Sumit Singhal loves modern architecture. He comes from a family of builders who have built more than 20 projects in the last ten years near Delhi in India. He has recently started writing about the architectural projects that catch his imagination.
Forum Homini in Cradle of Humankind, South Africa by Activate Architects11
March 11th, 2011 by Sumit Singhal
This 14 roomed boutique hotel by activate architects (Edward Paes-Brooks & Michael Magner makes an important contribution to the architecture of the post apartheid period through the exemplary ways it explores two architectural themes – firstly the relationship between architecture and landscape, a preoccupation of a number of other buildings completed since 1994, and secondly, the relationship between architecture and iconography, also a frequently rehearsed theme.
In her recently completed PHD thesis ‘The Frightened Land’, Jennifer Beningfield shows how modern ideologies of the land in South Africa are constructed around two recurring notions – that of the land as a site of spiritual meaning and renewal, and that of the land as site of racial division, conflict and violence. She argues that what is at stake in the transformation of South Africa is not only the physical form of the land and its habitation, but also how it is re-imagined and represented. It seems to me that the architects who are working with land and landscape in the contemporary period are trying to figure this out – what are the new relationships with the land that the end of the politics of racial division has opened up?
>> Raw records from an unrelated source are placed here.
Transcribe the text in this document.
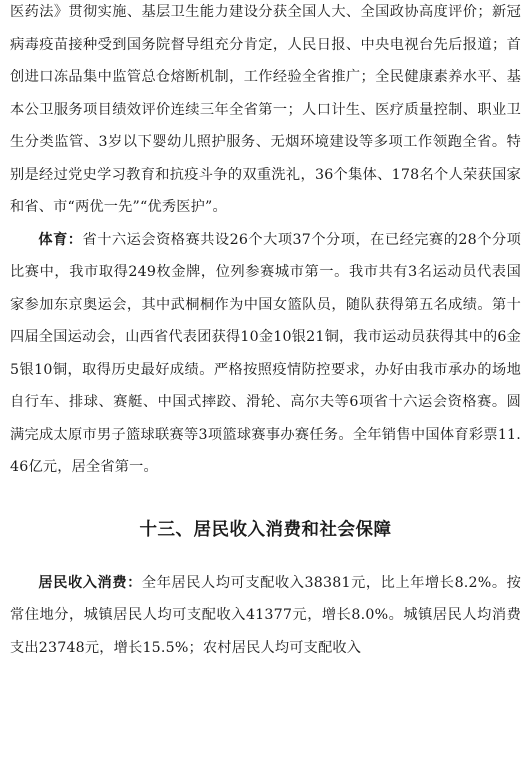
医药法》贯彻实施、基层卫生能力建设分获全国人大、全国政协高度评价；新冠病毒疫苗接种受到国务院督导组充分肯定，人民日报、中央电视台先后报道；首创进口冻品集中监管总仓熔断机制，工作经验全省推广；全民健康素养水平、基本公卫服务项目绩效评价连续三年全省第一；人口计生、医疗质量控制、职业卫生分类监管、3岁以下婴幼儿照护服务、无烟环境建设等多项工作领跑全省。特别是经过党史学习教育和抗疫斗争的双重洗礼，36个集体、178名个人荣获国家和省、市“两优一先”“优秀医护”。

体育：省十六运会资格赛共设26个大项37个分项，在已经完赛的28个分项比赛中，我市取得249枚金牌，位列参赛城市第一。我市共有3名运动员代表国家参加东京奥运会，其中武桐桐作为中国女篮队员，随队获得第五名成绩。第十四届全国运动会，山西省代表团获得10金10银21铜，我市运动员获得其中的6金5银10铜，取得历史最好成绩。严格按照疫情防控要求，办好由我市承办的场地自行车、排球、赛艇、中国式摔跤、滑轮、高尔夫等6项省十六运会资格赛。圆满完成太原市男子篮球联赛等3项篮球赛事办赛任务。全年销售中国体育彩票11.46亿元，居全省第一。

十三、居民收入消费和社会保障

居民收入消费：全年居民人均可支配收入38381元，比上年增长8.2%。按常住地分，城镇居民人均可支配收入41377元，增长8.0%。城镇居民人均消费支出23748元，增长15.5%；农村居民人均可支配收入
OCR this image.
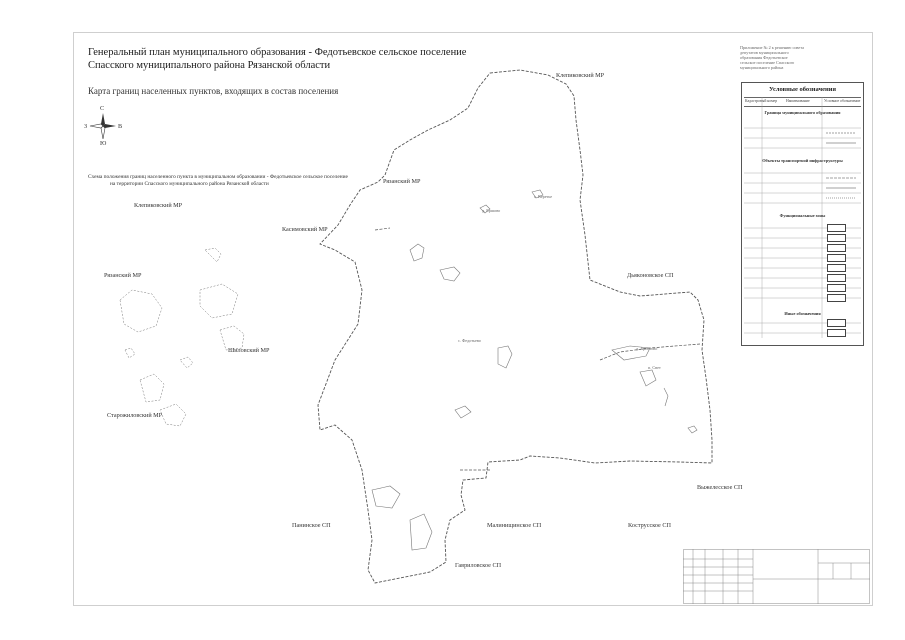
Генеральный план муниципального образования - Федотьевское сельское поселение
Спасского муниципального района Рязанской области
Карта границ населенных пунктов, входящих в состав поселения
Приложение № 2 к решению совета
депутатов муниципального
образования Федотьевское
сельское поселение Спасского
муниципального района
С
Ю
З	В
Схема положения границ населенного пункта в муниципальном образовании - Федотьевское сельское поселение
на территории Спасского муниципального района Рязанской области
с. Веретье
д. Ершово
с. Федотьево
д. Аристово
п. Свет
Клепиковский МР
Рязанский МР
Касимовский МР
Дьяконовское СП
Выжелесское СП
Малинищинское СП	Кострусское СП
Панинское СП
Гавриловское СП
Клепиковский МР
Рязанский МР
Шиловский МР
Старожиловский МР
Условные обозначения
Кадастровый номер Наименование	Условное обозначение
Граница муниципального образования
Объекты транспортной инфраструктуры
Функциональные зоны
Иные обозначения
At Forum Homini, this takes the form of a reconciliation between architecture and landscape. Landscape is reclaimed by architecture, as site of spiritual meaning and renewal. This is done, quite literally, by blurring the boundaries between the two, by creating habitation in the in-between. So, for instance, most of the building is submerged under concrete roofs covered in natural veld grasses; one enters the complex through what is experienced as a cleft in the rock; many of the walls of the hotel are faced with stone gathered from the site itself. At the same time, the wooden beams and decking of the restaurant area simulate an archeological landscape, marking the land for reference purposes. The site and its habitation are mapped with complex, overlapping layers of meaning that oscillate between the natural and the cultural and suggest new alliances between the two. This utopian vision contrasts sharply with the prevailing image of the South African landscape, given expression in architectures of closure and interiority, as violent, dangerous and threatenin
In thinking about the ways in which iconography has been incorporated into the contemporary architectural imaginary, reference to Federico Freschi’s work on the politics of ornament in 1930’s South Africa is useful. Freschi reads the decorative programmes of selected public and commercial buildings of the time as important indexes of competing ideologies of national identity. He argues that the use of Art Deco versus a stripped classicism versus the use of African icongraphic elements were all bound up with competing notions of national identity.
At Forum Homini, extensive use is made of sculpture and decoration to construct the identity of place. Sculptures by metal artist Marco Cianfanelli, sandstone carvings by Dave Roussouw, a Paul Du Toit mural, ceramics by Peter Mthombeni and furniture by Christel Antonites, all identify the hotel with the four million year history of its site. While, on the one hand, these can be seen as serving the commercial function of giving the hotel its identity, of branding it in the highly competitive hotel industry, at the same time, they are bound up with the contested project to re-imagine our collective identity – regionalist (e.g. The Northern Cape legislature) nationalist (e.g. The Constitutional Court), or in this case, Africanist. Forum Homini echoes Thabo Mbeki’s words
“ At times, and in fear, I have wondered whether I should concede equal citizenship of our country to the leopard and the lion, the elephant and the springbok, the hyena, the black mamba and the pestilential mosquito”.
A human presence among all these, a feature on the face of our native land thus defined, I know that none dare challenge me when I say: I am an African!.